I have been looking anxiously for some further tidings of Chrissey since your last letter, which told me that she and Kate were better, though not out of danger. I try to hope that no news is good news; but if you do not think it troublesome to write, I shall be thankful to have that hope changed into certainty.
Meanwhile, to save multiplying letters—which I know you are not fond of—I mention now what will take no harm from being mentioned rather prematurely. I should like Chrissey to have £15 of my next half-year's income, due at the beginning of June, to spend in taking a change of air as soon as she is able to do so; and perhaps, if it were desirable for her to leave before the money has been paid in, you would be so kind as to advance it for a few weeks. I am writing, of course, in ignorance of her actual state; but I should think it must be good for her, as soon as she is able to move, to leave that fever-infected place for a time, and I know the money must have gone very fast in recent expenses.
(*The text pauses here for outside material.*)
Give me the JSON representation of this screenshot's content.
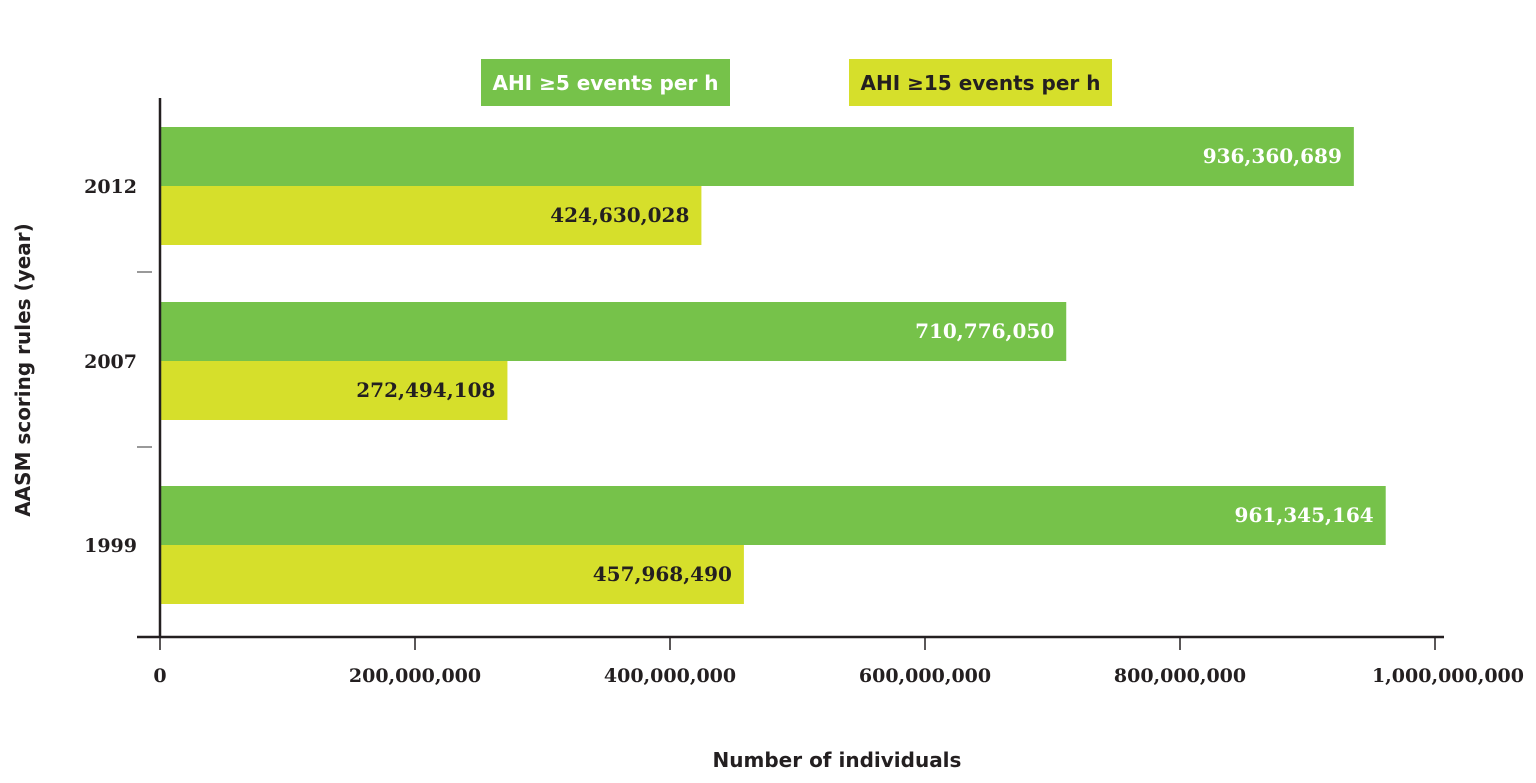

I only suggest the change of air as the thing that I should think best for Chrissey; but, in any case, I should like her to have the money, to do what she pleases with it. If she is well enough please to give her the enclosed note, in which I have suggested to her what I have just written to you.
I am much obliged to you for your last letter, and shall be still more so if you will write me word of Chrissey's present condition.
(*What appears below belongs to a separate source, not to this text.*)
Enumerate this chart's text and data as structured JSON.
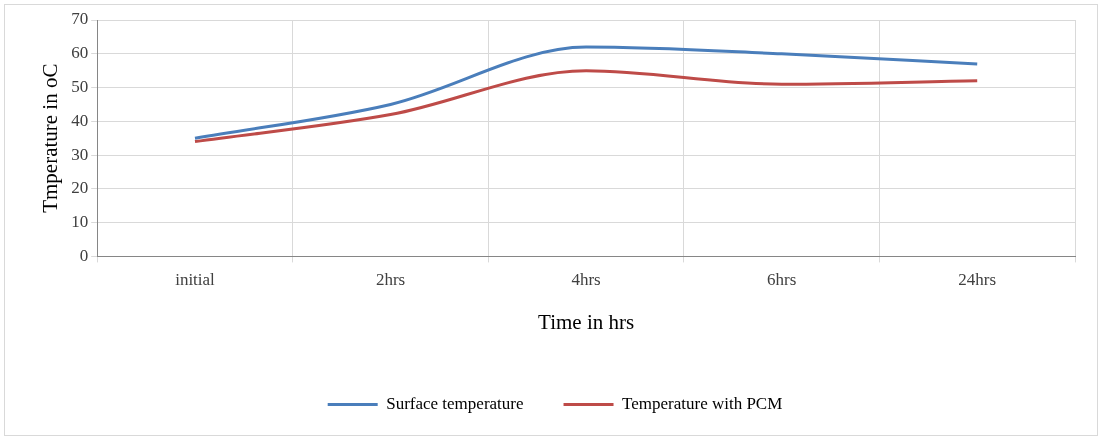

Letter to John Blackwood, 1st May, 1857.
Thank you for the pleasant notes of impressions concerning my story, sent to me through Lewes.
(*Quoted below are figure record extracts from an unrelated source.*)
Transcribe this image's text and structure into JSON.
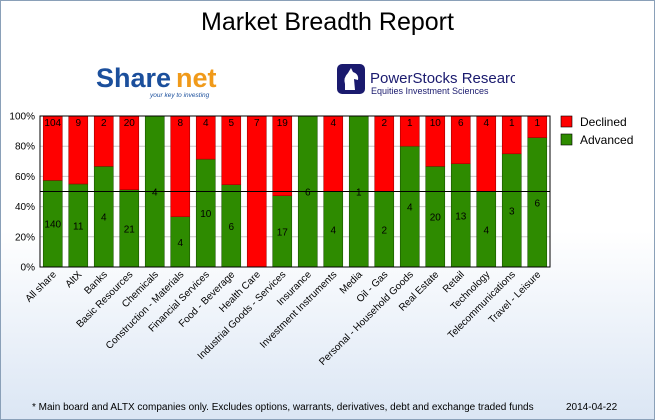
{
  "header": {
    "title": "Market Breadth Report"
  },
  "logos": {
    "sharenet": {
      "name": "Sharenet",
      "tagline": "your key to investing"
    },
    "powerstocks": {
      "name": "PowerStocks  Research",
      "tagline": "Equities Investment Sciences"
    }
  },
  "footer": {
    "note": "* Main board and ALTX companies only. Excludes options, warrants, derivatives, debt and exchange traded funds",
    "date": "2014-04-22"
  },
  "colors": {
    "declined": "#ff0000",
    "advanced": "#2e8b00",
    "grid": "#000000"
  },
  "chart_data": {
    "type": "bar",
    "stacked": "percent",
    "categories": [
      "All share",
      "AltX",
      "Banks",
      "Basic Resources",
      "Chemicals",
      "Construction - Materials",
      "Financial Services",
      "Food - Beverage",
      "Health Care",
      "Industrial Goods - Services",
      "Insurance",
      "Investment Instruments",
      "Media",
      "Oil - Gas",
      "Personal - Household Goods",
      "Real Estate",
      "Retail",
      "Technology",
      "Telecommunications",
      "Travel - Leisure"
    ],
    "series": [
      {
        "name": "Declined",
        "values": [
          104,
          9,
          2,
          20,
          0,
          8,
          4,
          5,
          7,
          19,
          0,
          4,
          0,
          2,
          1,
          10,
          6,
          4,
          1,
          1
        ]
      },
      {
        "name": "Advanced",
        "values": [
          140,
          11,
          4,
          21,
          4,
          4,
          10,
          6,
          0,
          17,
          6,
          4,
          1,
          2,
          4,
          20,
          13,
          4,
          3,
          6
        ]
      }
    ],
    "y_ticks": [
      "0%",
      "20%",
      "40%",
      "60%",
      "80%",
      "100%"
    ],
    "ylim": [
      0,
      100
    ],
    "legend_position": "right",
    "reference_line": 50
  }
}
I will pay attention to your caution about the danger of huddling up my stories. Conclusions are the weak point of most authors, but some of the fault lies in the very nature of a conclusion, which is at best a negation.
There must be something wrong in the winding-up of "Amos," for I have heard of two persons who are disappointed with the conclusion. But the story never presented itself to me as possible to be protracted after Milly's death. The drama ends there.
I am thinking of writing a short epilogue to "Mr. Gilfil's Love-Story," and I will send it you with the proof from Jersey, where, on a strict promise that I am not to be dissected, I shall shortly join our friend Lewes.
The third story will be very different from either of the preceding, which will perhaps be an advantage, as poor Tina's sad tale was necessarily rather monotonous in its effects.
The epilogue to "Mr. Gilfil" was written sitting on the Fortification Hill, Scilly Isles, one sunshiny morning.